We officially launched the Pennsylvania Innocence Project in April of 2009. That fall, an innocence clinic was established and gave law students an opportunity to intern with hands-on experience in cases. The Project has since expanded into two offices in Philadelphia and Pittsburgh.
Our Philadelphia office is housed and supported by Temple University Beasley School of Law including students from Drexel University Thomas R. Kline School of Law and the University of Pennsylvania School of Law.
Duquesne Law School supports our office in Pittsburgh, which we recently established in 2016, and also works with students from University of Pittsburgh School of Law. This office helps to better serve many of our clients incarcerated in Western Pennsylvania and build upon our movement for wrongful conviction reform statewide.
We are proud of our accomplishments as a group. So far, in addition to securing new trials for two wrongly convicted individuals, we’ve secured releases from wrongful incarceration and exonerations for four Pennsylvanians who served a combined total of 67 years in prison.
The PA Innocence Project represented and helped gain two people’s releases from prison using Alford Pleas, which is a type of plea that asserts innocence. We’ve also negotiated the new sentence and immediate parole for a client serving a mandatory life sentence imposed on him as a juvenile.
The Project regularly files amicus briefs (additional facts from people not directly involved in the case but hold a strong interest in its outcome) in the U.S. Supreme Court, Third Circuit Court of Appeals, PA Supreme Court, and the Superior Court of PA. All of this work has addressed the critical issues of wrongful convictions in not only Pennsylvania’s Criminal Justice System, but the United States’ system as well.
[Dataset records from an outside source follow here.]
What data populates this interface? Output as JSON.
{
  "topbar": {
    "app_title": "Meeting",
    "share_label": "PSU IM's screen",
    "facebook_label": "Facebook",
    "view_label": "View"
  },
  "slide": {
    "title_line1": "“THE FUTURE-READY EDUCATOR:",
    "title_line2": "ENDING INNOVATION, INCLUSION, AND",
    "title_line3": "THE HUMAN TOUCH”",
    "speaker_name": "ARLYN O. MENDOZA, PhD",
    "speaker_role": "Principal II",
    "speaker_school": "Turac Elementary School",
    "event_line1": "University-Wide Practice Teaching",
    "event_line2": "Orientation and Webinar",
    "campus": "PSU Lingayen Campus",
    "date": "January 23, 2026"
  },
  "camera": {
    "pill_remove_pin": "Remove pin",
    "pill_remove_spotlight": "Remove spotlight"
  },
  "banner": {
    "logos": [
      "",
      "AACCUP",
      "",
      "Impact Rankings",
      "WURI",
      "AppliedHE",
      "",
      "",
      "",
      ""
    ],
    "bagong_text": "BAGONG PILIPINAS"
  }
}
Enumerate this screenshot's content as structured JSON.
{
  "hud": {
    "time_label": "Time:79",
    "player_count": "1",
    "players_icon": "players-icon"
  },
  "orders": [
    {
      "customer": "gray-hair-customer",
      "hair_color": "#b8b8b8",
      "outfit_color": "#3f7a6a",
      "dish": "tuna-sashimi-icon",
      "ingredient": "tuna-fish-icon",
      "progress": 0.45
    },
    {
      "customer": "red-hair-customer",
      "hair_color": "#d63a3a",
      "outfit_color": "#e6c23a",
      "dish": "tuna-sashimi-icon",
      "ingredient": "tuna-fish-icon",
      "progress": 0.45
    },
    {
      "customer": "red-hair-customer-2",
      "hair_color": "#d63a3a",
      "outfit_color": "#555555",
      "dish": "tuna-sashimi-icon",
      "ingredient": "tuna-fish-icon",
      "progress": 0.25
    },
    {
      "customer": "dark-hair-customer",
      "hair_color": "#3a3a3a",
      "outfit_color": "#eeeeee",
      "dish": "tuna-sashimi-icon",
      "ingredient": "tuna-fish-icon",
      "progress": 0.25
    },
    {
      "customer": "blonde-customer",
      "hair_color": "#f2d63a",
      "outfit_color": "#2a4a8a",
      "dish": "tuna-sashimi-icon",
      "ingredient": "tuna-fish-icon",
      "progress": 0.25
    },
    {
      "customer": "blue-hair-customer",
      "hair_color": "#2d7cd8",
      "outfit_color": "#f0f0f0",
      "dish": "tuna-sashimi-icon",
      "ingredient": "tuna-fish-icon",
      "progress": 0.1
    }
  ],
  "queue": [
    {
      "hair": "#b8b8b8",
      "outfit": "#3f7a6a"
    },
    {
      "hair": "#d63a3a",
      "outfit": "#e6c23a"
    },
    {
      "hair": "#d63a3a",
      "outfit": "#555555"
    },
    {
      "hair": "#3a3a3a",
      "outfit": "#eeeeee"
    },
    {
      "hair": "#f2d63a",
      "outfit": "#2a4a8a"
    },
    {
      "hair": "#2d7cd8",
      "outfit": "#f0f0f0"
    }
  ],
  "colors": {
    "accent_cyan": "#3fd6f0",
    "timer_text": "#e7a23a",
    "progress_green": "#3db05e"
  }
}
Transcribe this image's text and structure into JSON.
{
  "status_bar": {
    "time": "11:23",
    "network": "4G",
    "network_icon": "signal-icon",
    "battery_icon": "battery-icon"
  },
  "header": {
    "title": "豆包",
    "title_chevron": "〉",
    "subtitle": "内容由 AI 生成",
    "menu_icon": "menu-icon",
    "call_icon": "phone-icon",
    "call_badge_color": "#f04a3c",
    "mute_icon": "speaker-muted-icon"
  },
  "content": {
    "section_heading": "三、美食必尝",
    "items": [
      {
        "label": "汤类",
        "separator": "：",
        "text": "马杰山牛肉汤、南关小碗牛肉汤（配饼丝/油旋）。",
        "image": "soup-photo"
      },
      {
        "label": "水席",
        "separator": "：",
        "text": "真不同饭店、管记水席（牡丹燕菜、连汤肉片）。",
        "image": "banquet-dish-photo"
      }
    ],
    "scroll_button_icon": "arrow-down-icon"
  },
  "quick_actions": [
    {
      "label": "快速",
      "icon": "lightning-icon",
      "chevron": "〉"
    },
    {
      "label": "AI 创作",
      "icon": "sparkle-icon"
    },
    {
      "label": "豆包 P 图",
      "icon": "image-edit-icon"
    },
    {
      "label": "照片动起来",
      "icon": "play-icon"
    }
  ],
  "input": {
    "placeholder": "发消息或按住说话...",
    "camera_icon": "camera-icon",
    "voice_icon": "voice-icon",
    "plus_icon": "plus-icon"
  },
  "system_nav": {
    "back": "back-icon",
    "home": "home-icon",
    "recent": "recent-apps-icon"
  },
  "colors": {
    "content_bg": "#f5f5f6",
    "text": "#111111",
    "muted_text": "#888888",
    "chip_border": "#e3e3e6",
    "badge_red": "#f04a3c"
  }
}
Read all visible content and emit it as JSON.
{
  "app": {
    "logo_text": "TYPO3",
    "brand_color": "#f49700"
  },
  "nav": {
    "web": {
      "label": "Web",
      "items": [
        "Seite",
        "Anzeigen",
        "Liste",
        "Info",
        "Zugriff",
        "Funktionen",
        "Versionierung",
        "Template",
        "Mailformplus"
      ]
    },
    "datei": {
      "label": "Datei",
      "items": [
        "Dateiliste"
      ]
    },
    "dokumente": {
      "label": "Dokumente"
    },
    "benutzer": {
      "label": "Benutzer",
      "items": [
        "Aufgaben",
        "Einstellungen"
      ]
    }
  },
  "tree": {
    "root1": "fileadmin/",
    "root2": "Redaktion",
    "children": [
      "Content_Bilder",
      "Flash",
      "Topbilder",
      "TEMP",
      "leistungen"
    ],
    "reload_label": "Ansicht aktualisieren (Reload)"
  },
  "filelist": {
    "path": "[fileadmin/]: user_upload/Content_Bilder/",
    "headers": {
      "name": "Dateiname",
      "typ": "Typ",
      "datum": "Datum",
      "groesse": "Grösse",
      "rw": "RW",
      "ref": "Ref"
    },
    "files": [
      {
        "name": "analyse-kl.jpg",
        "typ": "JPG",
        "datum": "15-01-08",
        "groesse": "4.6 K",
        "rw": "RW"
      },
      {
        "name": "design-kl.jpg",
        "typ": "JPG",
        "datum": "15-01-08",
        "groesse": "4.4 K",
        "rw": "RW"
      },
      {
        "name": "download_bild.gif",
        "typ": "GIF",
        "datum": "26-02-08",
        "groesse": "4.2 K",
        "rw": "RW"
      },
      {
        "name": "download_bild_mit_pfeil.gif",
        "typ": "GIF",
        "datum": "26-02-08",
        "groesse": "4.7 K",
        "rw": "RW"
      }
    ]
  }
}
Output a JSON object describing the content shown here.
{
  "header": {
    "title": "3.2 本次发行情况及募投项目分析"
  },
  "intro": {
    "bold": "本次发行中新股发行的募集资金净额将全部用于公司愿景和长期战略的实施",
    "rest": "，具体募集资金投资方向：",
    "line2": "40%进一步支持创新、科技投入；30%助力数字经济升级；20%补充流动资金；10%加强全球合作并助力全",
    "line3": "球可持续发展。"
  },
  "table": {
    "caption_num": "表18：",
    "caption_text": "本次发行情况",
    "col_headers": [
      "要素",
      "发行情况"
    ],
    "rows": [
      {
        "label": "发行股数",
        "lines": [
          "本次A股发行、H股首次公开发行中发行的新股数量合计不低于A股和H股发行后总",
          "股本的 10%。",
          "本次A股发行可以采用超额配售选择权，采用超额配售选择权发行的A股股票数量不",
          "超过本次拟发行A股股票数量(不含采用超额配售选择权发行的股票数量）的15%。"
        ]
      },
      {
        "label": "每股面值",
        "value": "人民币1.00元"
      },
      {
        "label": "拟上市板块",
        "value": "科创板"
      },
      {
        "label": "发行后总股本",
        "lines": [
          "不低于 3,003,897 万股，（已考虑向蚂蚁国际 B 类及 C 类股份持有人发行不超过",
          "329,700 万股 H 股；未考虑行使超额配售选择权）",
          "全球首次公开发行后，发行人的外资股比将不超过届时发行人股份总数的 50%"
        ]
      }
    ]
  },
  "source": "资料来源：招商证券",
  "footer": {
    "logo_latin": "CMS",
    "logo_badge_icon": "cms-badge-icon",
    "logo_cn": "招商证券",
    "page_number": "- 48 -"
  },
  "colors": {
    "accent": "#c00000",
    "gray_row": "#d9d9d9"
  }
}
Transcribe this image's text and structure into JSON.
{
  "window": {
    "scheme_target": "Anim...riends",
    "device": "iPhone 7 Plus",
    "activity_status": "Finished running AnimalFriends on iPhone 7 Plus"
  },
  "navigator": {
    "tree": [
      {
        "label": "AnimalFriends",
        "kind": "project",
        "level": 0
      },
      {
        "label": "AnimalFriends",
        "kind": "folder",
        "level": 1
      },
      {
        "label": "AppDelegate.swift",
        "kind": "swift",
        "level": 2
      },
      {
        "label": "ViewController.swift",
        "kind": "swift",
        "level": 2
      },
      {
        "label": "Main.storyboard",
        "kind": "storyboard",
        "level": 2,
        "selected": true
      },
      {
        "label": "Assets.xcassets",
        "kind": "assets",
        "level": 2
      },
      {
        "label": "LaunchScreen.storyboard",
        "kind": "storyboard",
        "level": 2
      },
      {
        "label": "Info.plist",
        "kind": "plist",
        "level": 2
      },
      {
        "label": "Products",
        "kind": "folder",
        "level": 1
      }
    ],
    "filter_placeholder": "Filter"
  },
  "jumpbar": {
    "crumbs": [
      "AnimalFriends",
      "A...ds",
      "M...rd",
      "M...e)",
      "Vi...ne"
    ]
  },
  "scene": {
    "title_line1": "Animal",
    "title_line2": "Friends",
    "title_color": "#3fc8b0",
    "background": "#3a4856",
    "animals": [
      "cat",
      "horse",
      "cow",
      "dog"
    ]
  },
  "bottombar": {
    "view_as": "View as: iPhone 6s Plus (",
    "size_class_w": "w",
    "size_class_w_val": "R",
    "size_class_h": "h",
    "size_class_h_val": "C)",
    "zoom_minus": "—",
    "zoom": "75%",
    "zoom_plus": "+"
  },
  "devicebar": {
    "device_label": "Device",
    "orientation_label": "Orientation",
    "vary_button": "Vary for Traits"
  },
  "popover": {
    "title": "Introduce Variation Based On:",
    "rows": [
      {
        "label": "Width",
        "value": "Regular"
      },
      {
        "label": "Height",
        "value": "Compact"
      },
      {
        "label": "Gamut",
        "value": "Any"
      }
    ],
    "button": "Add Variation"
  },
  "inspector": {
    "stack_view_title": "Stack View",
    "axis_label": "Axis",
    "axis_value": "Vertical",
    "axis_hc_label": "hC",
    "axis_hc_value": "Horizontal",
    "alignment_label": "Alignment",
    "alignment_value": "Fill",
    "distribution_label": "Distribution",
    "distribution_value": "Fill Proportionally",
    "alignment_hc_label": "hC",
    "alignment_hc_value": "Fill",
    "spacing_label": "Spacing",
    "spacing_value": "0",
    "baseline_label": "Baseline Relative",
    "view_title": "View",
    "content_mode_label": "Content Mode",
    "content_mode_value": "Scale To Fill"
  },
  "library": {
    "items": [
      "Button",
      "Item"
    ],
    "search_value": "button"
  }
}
Today, individual donations, business donations, government grants and in-kind contributions support the PA Innocence Project. We’ve heard from over 5,000 convicted individuals and receive over 500 letters requesting help each year. After an extensive screening and investigation process, The Project represents over two dozen convicted people seeking relief from wrongful imprisonment in state courts all throughout Pennsylvania.